Companies such as NVIDIA have recognized the need for more processing at the edge, which is why we’re seeing new system modules that include artificial intelligence functionality built into them. The company’s latest Jetson Xavier NX module, for example, is smaller than a credit-card, and can be built into smaller devices such as drones, robots and medical devices. AI algorithms require large amounts of processing power, which is why most of them run via cloud services. The growth of AI chipsets that can handle processing at the edge will allow for better real-time responses within applications that need instant computing.
Privacy and security
However, as is the case with many new technologies, solving one problem can create others. From a security standpoint, data at the edge can be troublesome, especially when it’s being handled by different devices that might not be as secure as a centralized or cloud-based system. As the number of IoT devices grow, it’s imperative that IT understand the potential security issues around these devices, and to make sure those systems can be secured. This includes making sure that data is encrypted, and that the correct access-control methods and even VPN tunnelling is utilized.
Furthermore, differing device requirements for processing power, electricity and network connectivity can have an impact on the reliability of an edge device. This makes redundancy and failover management crucial for devices that process data at the edge to ensure that the data is delivered and processed correctly when a single node goes down.
What about 5G?
Around the world, carriers are deploying 5G wireless technologies, which promise the benefits of high bandwidth and low latency for applications, enabling companies to go from a garden hose to a firehose with their data bandwidth. Instead of just offering the faster speeds and telling companies to continue processing data in the cloud, many carriers are working edge-computing strategies into their 5G deployments in order to offer faster real-time processing, especially for mobile devices, connected cars and self-driving cars.
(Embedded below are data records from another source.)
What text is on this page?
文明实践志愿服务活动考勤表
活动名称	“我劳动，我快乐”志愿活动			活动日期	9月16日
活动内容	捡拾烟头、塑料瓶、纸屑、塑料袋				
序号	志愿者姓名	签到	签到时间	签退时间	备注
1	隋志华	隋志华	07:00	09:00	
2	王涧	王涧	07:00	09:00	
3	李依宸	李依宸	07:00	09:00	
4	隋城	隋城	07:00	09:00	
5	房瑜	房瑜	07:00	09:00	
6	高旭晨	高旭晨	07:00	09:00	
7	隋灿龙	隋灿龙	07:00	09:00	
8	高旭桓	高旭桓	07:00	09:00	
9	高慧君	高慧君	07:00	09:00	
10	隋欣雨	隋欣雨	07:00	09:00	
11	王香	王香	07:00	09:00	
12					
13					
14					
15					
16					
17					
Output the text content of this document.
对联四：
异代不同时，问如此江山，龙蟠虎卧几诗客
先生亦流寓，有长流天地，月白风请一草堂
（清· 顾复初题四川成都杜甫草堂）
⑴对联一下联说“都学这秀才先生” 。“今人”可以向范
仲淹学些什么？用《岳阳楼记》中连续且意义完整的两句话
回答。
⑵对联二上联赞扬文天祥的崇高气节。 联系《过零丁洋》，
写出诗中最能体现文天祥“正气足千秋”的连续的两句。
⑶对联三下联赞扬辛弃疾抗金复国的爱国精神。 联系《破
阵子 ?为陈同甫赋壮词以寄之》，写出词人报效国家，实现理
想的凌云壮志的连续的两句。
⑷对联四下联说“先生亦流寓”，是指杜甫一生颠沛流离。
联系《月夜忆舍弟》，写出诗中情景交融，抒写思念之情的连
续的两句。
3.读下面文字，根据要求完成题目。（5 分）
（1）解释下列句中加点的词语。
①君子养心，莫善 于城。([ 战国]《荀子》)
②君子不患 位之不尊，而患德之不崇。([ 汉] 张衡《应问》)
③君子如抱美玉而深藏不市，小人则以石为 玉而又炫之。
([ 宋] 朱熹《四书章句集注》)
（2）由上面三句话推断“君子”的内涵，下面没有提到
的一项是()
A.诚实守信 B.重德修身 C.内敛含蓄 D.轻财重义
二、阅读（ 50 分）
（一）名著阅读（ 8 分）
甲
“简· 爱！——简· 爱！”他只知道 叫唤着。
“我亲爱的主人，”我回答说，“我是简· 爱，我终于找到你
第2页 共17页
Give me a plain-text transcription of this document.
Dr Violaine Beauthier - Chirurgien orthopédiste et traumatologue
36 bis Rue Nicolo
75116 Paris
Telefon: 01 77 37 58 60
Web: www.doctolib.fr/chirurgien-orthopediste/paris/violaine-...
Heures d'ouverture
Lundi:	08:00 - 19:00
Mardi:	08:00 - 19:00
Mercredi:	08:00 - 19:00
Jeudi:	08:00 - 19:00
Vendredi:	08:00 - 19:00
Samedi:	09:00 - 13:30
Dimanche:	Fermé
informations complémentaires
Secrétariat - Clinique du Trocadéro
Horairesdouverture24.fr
In its recent report “5G, IoT and Edge Compute Trends,” Futuriom writes that 5G will be a catalyst for edge-compute technology. “Applications using 5G technology will change traffic demand patterns, providing the biggest driver for edge computing in mobile cellular networks,” the firm writes. It cites low-latency applications that include IoT analytics, machine learning, virtual reality, autonomous vehicles as those that “have new bandwidth and latency characteristics that will require support from edge-compute infrastructure.”
In its predictions for 2020, Forrester also cited the need for on-demand compute and real-time application engagements would play a role in driving the growth of edge computing in 2020.
It’s clear that while the initial goal for edge computing was to reduce bandwidth costs for IoT devices over long distances, the growth of real-time applications that require local processing and storage capabilities will drive the technology forward over the coming years.